Barras, repeticiones y finales
Visualmente, los compases se separan por líneas verticales llamadas barras de compás. Una barra simple separa medidas consecutivas; una barra doble suele indicar divisiones importantes o el final de una sección. Si junto a la barra doble aparecen dos puntos, se trata de un signo de repetición: los dos puntos a la izquierda señalan el punto al que debe volver el intérprete, y los dos puntos a la derecha marcan el inicio de la sección que se repetirá. Para finales alternativos se usan voltas que indican distintos cierres que aparecen en sucesivas repeticiones.
Anacrusa, síncopa y métricas cambiantes
Una anacrusa o levante es la nota o grupo de notas que preceden al primer tiempo completo de la pieza y sirven para enlazar frases. La síncopa es un recurso rítmico que desplaza el acento a tiempos o partes de tiempo normalmente débiles, creando sensación de anticipación o desplazamiento métrico. La música moderna y contemporánea emplea con frecuencia cambios de compás (compases cambiantes) o superposición de métricas distintas para lograr efectos expresivos.
Cómo contar y dirigir distintos metros
Para contar un compás se suelen enumerar los tiempos con un pulso constante (por ejemplo «uno, dos, tres, cuatro» para 4/4; «uno y dos y» para subdividir corcheas). En la dirección, patrones básicos ayudan a los músicos a ubicarse: en 2/4 se representa habitualment con un gesto descendente seguido de uno ascendente; en 3/4 con un gesto descendente, lateral y ascendente; en 4/4 con un gesto descendente, lateral a la izquierda, lateral a la derecha y ascendente. Estos patrones son convencionales y varían entre escuelas, pero todos sirven para marcar acentos y cortes.
Historia y evolución
Antes del sistema actual existió la notación mensural medieval y renacentista, más orientada a proporciones rítmicas que a medidas fijas. A partir de los siglos XVII y XVIII las barras de compás y las firmas métricas se generalizaron para atender a la lectura en conjuntos más numerosos y a la música instrumental, consolidándose durante la práctica editorial y orquestal de la tradición clásica y romántica. Las líneas de barra se usan de forma sistemática desde aproximadamente el año 1600.

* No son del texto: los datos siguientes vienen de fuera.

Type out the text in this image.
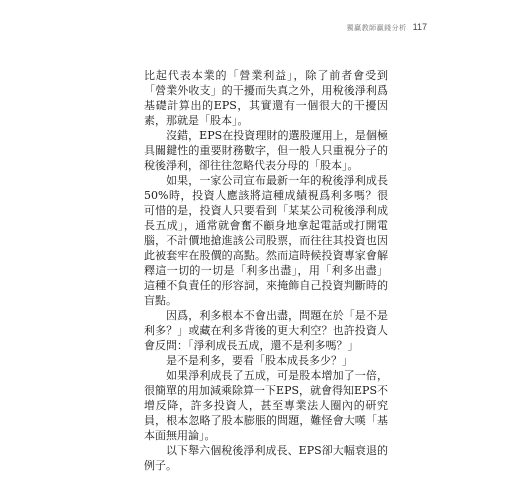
獨贏教師贏錢分析 117

比起代表本業的「營業利益」，除了前者會受到「營業外收支」的干擾而失真之外，用稅後淨利爲基礎計算出的EPS，其實還有一個很大的干擾因素，那就是「股本」。

沒錯，EPS在投資理財的選股運用上，是個極具關鍵性的重要財務數字，但一般人只重視分子的稅後淨利，卻往往忽略代表分母的「股本」。

如果，一家公司宣布最新一年的稅後淨利成長50%時，投資人應該將這種成績視爲利多嗎？很可惜的是，投資人只要看到「某某公司稅後淨利成長五成」，通常就會奮不顧身地拿起電話或打開電腦，不計價地搶進該公司股票，而往往其投資也因此被套牢在股價的高點。然而這時候投資專家會解釋這一切的一切是「利多出盡」，用「利多出盡」這種不負責任的形容詞，來掩飾自己投資判斷時的盲點。

因爲，利多根本不會出盡，問題在於「是不是利多？」或藏在利多背後的更大利空？也許投資人會反問：「淨利成長五成，還不是利多嗎？」

是不是利多，要看「股本成長多少？」

如果淨利成長了五成，可是股本增加了一倍，很簡單的用加減乘除算一下EPS，就會得知EPS不增反降，許多投資人，甚至專業法人圈內的研究員，根本忽略了股本膨脹的問題，難怪會大嘆「基本面無用論」。

以下舉六個稅後淨利成長、EPS卻大幅衰退的例子。
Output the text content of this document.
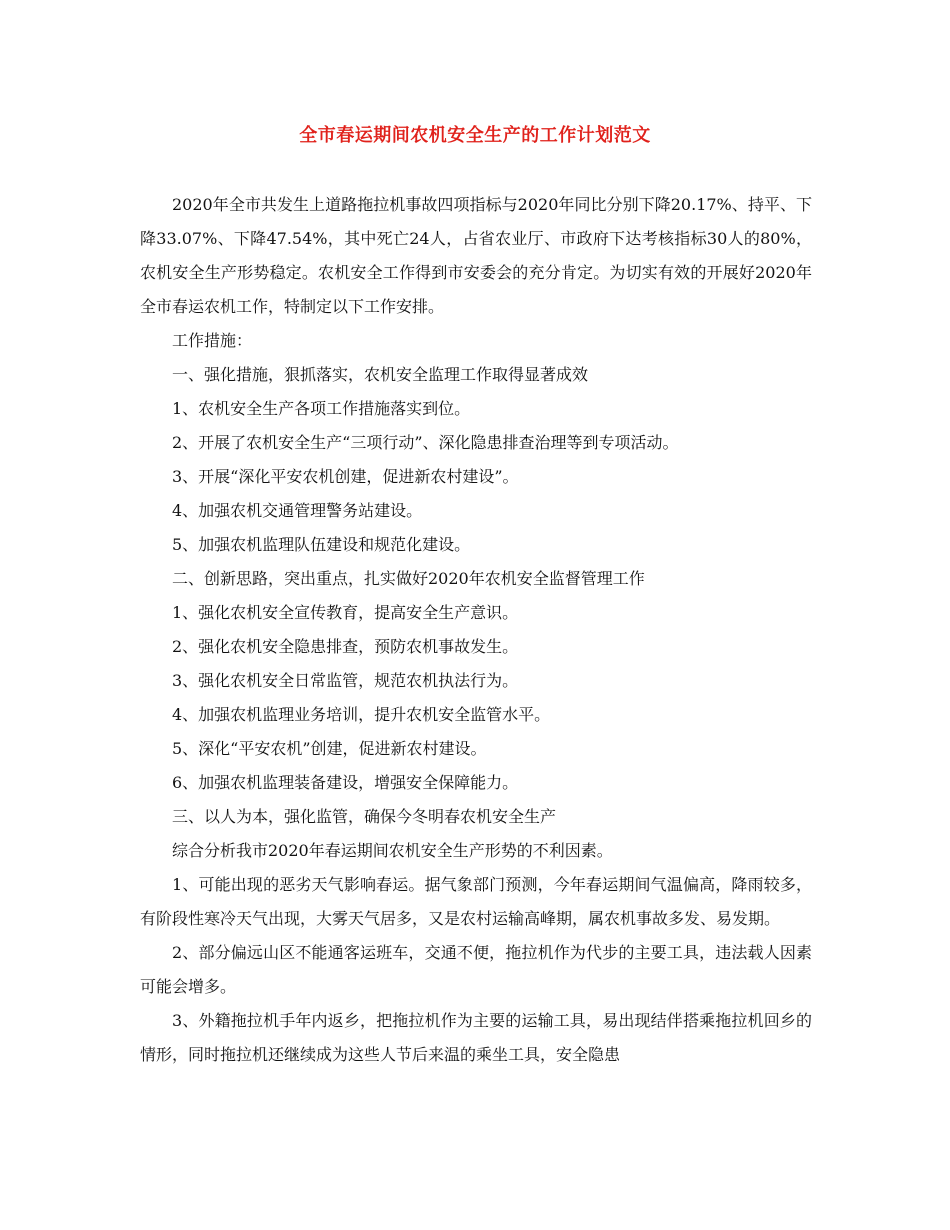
全市春运期间农机安全生产的工作计划范文

2020年全市共发生上道路拖拉机事故四项指标与2020年同比分别下降20.17%、持平、下降33.07%、下降47.54%，其中死亡24人，占省农业厅、市政府下达考核指标30人的80%，农机安全生产形势稳定。农机安全工作得到市安委会的充分肯定。为切实有效的开展好2020年全市春运农机工作，特制定以下工作安排。

工作措施：

一、强化措施，狠抓落实，农机安全监理工作取得显著成效

1、农机安全生产各项工作措施落实到位。

2、开展了农机安全生产“三项行动”、深化隐患排查治理等到专项活动。

3、开展“深化平安农机创建，促进新农村建设”。

4、加强农机交通管理警务站建设。

5、加强农机监理队伍建设和规范化建设。

二、创新思路，突出重点，扎实做好2020年农机安全监督管理工作

1、强化农机安全宣传教育，提高安全生产意识。

2、强化农机安全隐患排查，预防农机事故发生。

3、强化农机安全日常监管，规范农机执法行为。

4、加强农机监理业务培训，提升农机安全监管水平。

5、深化“平安农机”创建，促进新农村建设。

6、加强农机监理装备建设，增强安全保障能力。

三、以人为本，强化监管，确保今冬明春农机安全生产

综合分析我市2020年春运期间农机安全生产形势的不利因素。

1、可能出现的恶劣天气影响春运。据气象部门预测，今年春运期间气温偏高，降雨较多，有阶段性寒冷天气出现，大雾天气居多，又是农村运输高峰期，属农机事故多发、易发期。

2、部分偏远山区不能通客运班车，交通不便，拖拉机作为代步的主要工具，违法载人因素可能会增多。

3、外籍拖拉机手年内返乡，把拖拉机作为主要的运输工具，易出现结伴搭乘拖拉机回乡的情形，同时拖拉机还继续成为这些人节后来温的乘坐工具，安全隐患
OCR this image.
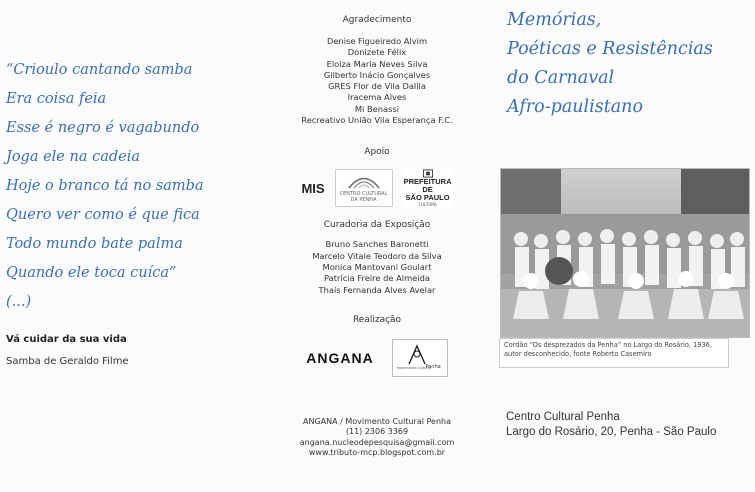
“Crioulo cantando samba
Era coisa feia
Esse é negro é vagabundo
Joga ele na cadeia
Hoje o branco tá no samba
Quero ver como é que fica
Todo mundo bate palma
Quando ele toca cuíca”
(...)
Vá cuidar da sua vida
Samba de Geraldo Filme
Agradecimento
Denise Figueiredo Alvim
Donizete Félix
Eloiza Maria Neves Silva
Gilberto Inácio Gonçalves
GRES Flor de Vila Dalila
Iracema Alves
Mi Benassi
Recreativo União Vila Esperança F.C.
Apoio
MIS	CENTRO CULTURAL DA PENHA
PREFEITURA DE
SÃO PAULO
CULTURA
Curadoria da Exposição
Bruno Sanches Baronetti
Marcelo Vitale Teodoro da Silva
Monica Mantovani Goulart
Patrícia Freire de Almeida
Thaís Fernanda Alves Avelar
Realização
ANGANA
Penha
movimento cultural
ANGANA / Movimento Cultural Penha
(11) 2306 3369
angana.nucleodepesquisa@gmail.com
www.tributo-mcp.blogspot.com.br
Memórias,
Poéticas e Resistências
do Carnaval
Afro-paulistano
Cordão “Os desprezados da Penha” no Largo do Rosário, 1936, autor desconhecido, fonte Roberto Casemiro
Centro Cultural Penha
Largo do Rosário, 20, Penha - São Paulo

Aplicaciones prácticas y ejemplos
Los compases permiten coordinar frases, acentos y cambios métricos: el vals típico utiliza 3/4, las marchas suelen emplear 2/4 o 4/4, muchas canciones populares están en 4/4 (C), y piezas en 6/8 se sienten a menudo como dos pulsos compuestos. Compositores y arreglistas usan compases irregulares y alternancias métricas para efectos rítmicos, tensión y color. El aprendizaje del compás es esencial tanto para la lectura como para la práctica instrumental y coral.
Para ampliar información sobre la firma de compás, técnicas de dirección orquestal, el uso y la técnica de la batuta o la evolución histórica de la notación musical consulte fuentes especializadas y manuales de teoría musical.